Я кивнула, мое сердце заколотилось при мысли о том, что еще больше людей бросят меня, но я знала, что это к лучшему. Они могли сосредоточиться на Габриэле. Они могли выяснить, что с ним случилось, найти его… что-нибудь.

— Скажите тому, кто контролирует палаты, что я разрешила вам уйти, — сказала я, зная, что повстанцы ослабят это правило только по моему приказу. Я не беспокоилась о том, что кто-то из них предал нас, в любом случае, и если был хоть какой-то шанс, что они смогут найти Габриэля, я не собиралась вставать у них на пути. — Если вам что-то нужно от меня, просто скажите, — вздохнула я, когда они повернулись, чтобы уйти.

— Убей этого засранца Дракона, если сможешь, — обратился ко мне Леон, когда они уходили. — Это было бы очень кстати.

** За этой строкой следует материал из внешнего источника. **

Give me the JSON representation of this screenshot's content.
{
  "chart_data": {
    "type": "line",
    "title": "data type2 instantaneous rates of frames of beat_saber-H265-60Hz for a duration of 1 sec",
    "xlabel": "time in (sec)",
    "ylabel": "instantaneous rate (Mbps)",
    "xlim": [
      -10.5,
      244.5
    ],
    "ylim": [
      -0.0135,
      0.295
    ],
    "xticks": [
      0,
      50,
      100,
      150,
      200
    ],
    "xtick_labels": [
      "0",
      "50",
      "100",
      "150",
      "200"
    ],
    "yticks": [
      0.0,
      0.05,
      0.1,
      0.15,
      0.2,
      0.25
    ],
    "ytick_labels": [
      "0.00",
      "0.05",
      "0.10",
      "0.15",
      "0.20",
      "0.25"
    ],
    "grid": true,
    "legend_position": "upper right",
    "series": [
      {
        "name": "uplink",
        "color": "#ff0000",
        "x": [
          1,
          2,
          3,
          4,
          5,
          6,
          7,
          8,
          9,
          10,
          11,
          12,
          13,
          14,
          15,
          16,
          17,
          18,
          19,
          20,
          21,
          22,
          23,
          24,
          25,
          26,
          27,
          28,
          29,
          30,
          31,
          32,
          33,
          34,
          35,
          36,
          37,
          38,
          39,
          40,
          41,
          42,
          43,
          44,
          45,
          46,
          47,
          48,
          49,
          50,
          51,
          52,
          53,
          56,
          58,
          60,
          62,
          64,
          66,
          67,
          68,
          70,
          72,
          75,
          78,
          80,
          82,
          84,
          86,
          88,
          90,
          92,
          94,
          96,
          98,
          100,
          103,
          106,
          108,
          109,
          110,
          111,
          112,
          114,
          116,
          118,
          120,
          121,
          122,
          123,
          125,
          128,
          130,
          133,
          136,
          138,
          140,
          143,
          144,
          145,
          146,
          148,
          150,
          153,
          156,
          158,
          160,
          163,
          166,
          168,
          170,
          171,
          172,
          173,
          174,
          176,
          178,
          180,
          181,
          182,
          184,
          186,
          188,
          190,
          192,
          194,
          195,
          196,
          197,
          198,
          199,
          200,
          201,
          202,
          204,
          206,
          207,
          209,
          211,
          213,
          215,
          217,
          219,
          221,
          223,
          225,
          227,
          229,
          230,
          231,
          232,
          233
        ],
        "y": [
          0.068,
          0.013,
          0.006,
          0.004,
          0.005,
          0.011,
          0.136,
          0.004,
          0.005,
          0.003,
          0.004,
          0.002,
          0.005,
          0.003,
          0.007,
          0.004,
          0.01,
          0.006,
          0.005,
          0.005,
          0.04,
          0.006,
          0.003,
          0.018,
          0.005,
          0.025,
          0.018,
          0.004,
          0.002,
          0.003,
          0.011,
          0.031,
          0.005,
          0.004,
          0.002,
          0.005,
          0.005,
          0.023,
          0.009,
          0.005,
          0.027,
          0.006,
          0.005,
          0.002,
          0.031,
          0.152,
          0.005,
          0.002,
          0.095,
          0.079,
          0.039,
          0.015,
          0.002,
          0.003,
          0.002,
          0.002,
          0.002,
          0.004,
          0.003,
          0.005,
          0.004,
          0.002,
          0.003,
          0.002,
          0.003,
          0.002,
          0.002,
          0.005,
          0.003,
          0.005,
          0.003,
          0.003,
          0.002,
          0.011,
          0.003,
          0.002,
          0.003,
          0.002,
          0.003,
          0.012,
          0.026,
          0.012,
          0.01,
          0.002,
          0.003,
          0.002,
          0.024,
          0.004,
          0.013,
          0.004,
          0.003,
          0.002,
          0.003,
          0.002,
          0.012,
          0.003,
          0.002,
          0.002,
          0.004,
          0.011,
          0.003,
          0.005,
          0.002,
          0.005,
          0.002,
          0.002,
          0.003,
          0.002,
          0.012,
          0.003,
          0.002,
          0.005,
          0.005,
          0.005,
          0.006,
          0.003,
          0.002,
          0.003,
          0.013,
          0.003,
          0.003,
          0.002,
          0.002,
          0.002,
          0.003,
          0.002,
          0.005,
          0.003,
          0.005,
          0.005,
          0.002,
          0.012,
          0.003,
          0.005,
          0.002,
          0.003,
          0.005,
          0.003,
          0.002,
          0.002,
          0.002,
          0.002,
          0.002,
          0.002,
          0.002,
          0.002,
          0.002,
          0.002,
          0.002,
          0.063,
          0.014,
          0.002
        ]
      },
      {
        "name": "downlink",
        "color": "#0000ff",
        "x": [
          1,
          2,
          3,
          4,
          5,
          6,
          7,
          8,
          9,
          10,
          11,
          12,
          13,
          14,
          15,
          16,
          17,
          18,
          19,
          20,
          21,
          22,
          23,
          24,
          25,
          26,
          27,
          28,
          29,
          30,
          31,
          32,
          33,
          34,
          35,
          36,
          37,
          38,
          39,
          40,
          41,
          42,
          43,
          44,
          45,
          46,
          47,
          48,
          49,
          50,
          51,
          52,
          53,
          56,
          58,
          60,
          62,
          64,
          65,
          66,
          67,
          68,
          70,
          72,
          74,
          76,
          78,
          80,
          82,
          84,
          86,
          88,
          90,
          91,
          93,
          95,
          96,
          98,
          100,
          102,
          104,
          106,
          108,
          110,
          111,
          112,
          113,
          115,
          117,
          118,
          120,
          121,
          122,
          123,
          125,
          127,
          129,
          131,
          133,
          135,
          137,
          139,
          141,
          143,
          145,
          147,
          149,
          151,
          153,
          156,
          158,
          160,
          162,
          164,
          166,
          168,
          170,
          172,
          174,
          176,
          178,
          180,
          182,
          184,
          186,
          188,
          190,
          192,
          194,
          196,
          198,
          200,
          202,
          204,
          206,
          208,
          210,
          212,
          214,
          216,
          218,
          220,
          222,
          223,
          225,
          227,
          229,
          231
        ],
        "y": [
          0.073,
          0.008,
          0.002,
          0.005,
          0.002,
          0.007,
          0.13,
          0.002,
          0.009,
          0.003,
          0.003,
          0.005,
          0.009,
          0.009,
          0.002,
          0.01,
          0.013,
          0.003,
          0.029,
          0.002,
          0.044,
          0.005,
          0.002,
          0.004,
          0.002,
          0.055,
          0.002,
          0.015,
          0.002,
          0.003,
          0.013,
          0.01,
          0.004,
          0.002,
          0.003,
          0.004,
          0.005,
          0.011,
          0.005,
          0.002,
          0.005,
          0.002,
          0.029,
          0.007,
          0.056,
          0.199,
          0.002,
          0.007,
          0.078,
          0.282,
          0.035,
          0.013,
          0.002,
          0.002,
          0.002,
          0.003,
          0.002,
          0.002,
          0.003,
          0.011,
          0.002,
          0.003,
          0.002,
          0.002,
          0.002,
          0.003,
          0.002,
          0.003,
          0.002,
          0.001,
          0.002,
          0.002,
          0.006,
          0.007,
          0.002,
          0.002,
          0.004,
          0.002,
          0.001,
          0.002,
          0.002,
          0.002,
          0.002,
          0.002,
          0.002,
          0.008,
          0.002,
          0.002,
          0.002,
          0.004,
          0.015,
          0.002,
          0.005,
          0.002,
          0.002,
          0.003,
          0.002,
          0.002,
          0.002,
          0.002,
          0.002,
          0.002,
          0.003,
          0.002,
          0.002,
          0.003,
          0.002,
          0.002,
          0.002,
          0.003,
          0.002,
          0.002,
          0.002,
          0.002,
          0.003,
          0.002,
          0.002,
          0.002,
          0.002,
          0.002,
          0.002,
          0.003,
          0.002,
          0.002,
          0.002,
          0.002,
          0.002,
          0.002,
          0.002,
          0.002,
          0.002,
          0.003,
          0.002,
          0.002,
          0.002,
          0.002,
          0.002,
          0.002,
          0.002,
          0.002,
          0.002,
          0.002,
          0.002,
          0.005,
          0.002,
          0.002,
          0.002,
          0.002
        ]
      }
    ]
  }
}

Подавленный смех, который мог бы быть и всхлипом, вырвался у меня, когда я осталась одна в обжигающей воде, которая колола мою кожу, и только Феникс во мне не давал ей сгореть.

Откинувшись назад, я смотрела на стеклянную крышу, как дождь начинает падать из грозовых туч, собирающихся под мощью силы Данте, и наблюдала за тем, как буря нарастает надо мной, как сверкают молнии и гремит гром, чувствуя себя совершенно бессильной под ней.

Прошло несколько часов, и лагерь затих, пока буря бушевала, повстанцы искали отдых, пока страх и неуверенность подкрадывались к нам со всех сторон.

Но я не была бессильной.

Я была Роксанией Вега.

Я резко встала, вода стекала с моего тела и поднималась от меня в облаке пара, пока я шла к разложенной для меня одежде.

Я натянула черные джинсы и темно-синий топ, в котором оставалось место для моих крыльев, игнорируя нелепое платье, которое рядом с ними выглядело подходящим для коронации. Я не нуждалась в нарядах там, куда направлялась.